Even though the researchers did not explicitly look for videos that mentioned weight loss medications, approximately half of the videos mentioned them, mostly GLP-1 receptor agonists, and described how they helped to turn the volume down on the pervasive thoughts about food.

This study is just part of a larger effort by Masterson and Hayashi to understand food noise. For instance, the researchers plan to follow-up this study with one that analyzes comments on social media videos about food noise to understand how people respond to content on food noise.

"We're trying to understand the whole spectrum around food noise — the patient side, the clinical side and the theoretical underpinning of it," Masterson said. He explained that food noise signals could occur right before an eating event, which can then be a normal eating event or lead to an abnormal one like a binge eating episode. Ultimately, the team hopes to design strategies to intervene in the moment when food noise or food cue reactivity is the highest.
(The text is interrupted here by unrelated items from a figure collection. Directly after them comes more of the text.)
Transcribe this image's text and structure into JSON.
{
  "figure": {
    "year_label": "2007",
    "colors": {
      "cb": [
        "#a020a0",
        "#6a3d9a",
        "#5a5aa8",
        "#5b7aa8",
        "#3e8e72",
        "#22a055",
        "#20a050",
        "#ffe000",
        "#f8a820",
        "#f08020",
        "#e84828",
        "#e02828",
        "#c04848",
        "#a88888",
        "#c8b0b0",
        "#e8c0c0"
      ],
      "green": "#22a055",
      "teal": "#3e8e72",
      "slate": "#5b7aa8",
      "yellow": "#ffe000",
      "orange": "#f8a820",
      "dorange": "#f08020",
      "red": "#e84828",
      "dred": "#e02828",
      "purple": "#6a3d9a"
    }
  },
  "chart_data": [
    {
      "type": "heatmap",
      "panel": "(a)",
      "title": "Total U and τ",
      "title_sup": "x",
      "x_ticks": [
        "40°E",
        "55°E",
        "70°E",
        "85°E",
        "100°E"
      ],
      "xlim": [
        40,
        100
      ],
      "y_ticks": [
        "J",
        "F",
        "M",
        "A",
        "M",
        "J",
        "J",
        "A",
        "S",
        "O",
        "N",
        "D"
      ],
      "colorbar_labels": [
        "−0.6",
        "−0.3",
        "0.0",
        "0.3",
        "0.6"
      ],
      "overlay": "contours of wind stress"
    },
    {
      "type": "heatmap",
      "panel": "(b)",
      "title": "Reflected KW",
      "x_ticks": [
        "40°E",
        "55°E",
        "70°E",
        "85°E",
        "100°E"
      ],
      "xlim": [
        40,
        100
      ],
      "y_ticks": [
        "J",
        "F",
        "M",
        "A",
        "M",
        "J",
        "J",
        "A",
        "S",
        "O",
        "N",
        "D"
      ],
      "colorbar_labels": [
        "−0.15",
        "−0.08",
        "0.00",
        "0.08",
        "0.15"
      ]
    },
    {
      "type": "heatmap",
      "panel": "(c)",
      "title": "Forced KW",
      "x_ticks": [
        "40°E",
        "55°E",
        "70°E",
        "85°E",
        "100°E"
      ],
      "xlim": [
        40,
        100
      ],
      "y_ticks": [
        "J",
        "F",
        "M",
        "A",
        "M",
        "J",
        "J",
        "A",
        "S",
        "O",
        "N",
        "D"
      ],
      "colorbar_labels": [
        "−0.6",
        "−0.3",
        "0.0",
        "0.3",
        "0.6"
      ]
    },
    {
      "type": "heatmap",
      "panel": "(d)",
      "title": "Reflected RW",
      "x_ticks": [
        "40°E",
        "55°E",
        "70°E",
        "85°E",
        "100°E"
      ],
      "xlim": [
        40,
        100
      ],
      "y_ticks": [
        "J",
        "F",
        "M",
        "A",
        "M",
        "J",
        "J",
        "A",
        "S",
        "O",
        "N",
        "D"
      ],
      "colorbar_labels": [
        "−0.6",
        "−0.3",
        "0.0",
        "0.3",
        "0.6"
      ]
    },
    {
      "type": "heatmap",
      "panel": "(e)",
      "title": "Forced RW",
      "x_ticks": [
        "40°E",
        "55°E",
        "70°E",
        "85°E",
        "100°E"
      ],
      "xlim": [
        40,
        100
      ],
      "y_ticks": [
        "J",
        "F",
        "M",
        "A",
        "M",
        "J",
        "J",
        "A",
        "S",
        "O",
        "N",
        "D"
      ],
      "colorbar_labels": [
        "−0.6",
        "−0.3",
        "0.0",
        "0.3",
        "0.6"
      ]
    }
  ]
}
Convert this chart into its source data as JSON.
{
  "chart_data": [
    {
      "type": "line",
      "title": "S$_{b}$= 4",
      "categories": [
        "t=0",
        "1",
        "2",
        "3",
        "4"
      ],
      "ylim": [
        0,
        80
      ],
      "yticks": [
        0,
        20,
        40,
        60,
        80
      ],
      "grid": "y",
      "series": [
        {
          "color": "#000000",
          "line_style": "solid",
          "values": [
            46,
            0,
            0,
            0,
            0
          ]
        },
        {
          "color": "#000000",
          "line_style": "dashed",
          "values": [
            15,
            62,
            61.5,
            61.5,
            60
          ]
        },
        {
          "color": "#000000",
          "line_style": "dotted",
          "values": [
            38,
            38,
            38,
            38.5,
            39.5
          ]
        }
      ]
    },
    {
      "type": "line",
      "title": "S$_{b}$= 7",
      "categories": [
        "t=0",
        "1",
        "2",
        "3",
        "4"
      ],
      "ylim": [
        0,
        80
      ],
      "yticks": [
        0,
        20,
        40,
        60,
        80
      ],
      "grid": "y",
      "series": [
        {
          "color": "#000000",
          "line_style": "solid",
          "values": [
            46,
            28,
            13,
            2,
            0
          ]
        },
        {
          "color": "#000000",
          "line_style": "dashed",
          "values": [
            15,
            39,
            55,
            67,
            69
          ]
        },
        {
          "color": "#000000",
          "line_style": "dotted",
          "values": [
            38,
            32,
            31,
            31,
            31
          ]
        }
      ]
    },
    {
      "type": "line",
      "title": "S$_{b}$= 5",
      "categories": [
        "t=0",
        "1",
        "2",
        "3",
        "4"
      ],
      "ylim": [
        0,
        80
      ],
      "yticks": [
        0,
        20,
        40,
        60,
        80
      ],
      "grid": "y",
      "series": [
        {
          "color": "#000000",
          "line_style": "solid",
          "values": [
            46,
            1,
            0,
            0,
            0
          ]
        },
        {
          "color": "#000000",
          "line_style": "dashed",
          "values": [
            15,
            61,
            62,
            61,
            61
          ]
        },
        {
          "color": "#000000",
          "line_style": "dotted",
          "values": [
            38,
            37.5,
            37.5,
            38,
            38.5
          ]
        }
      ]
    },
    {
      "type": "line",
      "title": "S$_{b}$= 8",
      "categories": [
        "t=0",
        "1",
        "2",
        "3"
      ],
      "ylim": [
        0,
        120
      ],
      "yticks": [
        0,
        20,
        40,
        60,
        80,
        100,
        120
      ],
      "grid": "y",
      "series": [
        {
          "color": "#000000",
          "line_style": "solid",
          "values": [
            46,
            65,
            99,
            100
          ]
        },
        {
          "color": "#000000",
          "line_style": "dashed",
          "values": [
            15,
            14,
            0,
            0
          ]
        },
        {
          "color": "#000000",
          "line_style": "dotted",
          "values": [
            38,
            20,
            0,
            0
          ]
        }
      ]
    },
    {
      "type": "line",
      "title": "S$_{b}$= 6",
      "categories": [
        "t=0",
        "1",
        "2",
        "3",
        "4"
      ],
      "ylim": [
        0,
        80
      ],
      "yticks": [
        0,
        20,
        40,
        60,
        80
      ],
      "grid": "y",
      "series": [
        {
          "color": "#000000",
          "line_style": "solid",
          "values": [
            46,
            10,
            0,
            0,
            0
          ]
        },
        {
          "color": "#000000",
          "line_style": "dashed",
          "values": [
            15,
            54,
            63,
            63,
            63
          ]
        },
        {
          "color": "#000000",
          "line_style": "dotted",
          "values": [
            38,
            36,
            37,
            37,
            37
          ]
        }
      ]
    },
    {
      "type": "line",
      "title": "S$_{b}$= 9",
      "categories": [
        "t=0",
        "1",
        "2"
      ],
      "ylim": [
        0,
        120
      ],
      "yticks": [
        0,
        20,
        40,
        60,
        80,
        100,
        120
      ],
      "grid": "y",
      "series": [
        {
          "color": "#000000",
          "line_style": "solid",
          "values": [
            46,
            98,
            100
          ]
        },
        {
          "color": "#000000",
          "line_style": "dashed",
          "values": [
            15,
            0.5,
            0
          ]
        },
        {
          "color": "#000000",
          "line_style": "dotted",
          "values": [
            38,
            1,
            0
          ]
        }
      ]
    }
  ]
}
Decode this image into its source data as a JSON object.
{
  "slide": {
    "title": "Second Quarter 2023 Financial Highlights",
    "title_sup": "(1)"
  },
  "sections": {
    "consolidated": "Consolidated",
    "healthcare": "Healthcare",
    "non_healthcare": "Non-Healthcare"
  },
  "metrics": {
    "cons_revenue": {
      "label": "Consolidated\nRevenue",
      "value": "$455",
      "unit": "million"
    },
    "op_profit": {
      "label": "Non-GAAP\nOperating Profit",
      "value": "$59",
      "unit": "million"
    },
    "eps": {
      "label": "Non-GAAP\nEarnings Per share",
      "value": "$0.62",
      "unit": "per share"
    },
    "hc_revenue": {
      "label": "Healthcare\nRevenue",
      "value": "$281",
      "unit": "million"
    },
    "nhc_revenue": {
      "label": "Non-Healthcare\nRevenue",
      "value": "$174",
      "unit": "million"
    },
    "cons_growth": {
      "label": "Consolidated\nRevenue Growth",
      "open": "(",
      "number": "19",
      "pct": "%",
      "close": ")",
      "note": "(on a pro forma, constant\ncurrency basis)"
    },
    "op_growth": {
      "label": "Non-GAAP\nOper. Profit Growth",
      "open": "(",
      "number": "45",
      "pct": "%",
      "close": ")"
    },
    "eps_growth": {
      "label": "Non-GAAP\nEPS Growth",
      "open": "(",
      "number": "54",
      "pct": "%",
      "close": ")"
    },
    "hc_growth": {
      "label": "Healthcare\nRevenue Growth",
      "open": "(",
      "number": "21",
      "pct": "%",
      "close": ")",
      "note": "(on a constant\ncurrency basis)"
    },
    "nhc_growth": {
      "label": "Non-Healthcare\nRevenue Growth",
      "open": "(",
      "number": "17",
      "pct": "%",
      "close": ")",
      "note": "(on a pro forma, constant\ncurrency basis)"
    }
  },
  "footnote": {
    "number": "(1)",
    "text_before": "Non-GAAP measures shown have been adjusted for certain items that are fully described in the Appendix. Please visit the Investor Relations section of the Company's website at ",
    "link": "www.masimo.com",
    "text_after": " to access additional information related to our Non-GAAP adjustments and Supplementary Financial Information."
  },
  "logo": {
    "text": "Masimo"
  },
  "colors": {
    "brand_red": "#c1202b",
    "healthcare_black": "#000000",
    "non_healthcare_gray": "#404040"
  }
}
Other Penn State authors on the paper include Janelle Kort, research assistant who earned a master's and undergraduate degree from Penn State; Diana Orabueze, medical student at Penn State College of Medicine; and Katrina Bakhl, who earned her medical degree from Penn State College of Medicine. Isabel Robles-Martinez, a psychology student at the University of California, Merced and who was a summer intern at Penn State, also co-authored the paper.

Funding from the Health Resources and Services Administration of the U.S. Department of Health and Human Services and the Brazilian Fulbright Commission supported this work.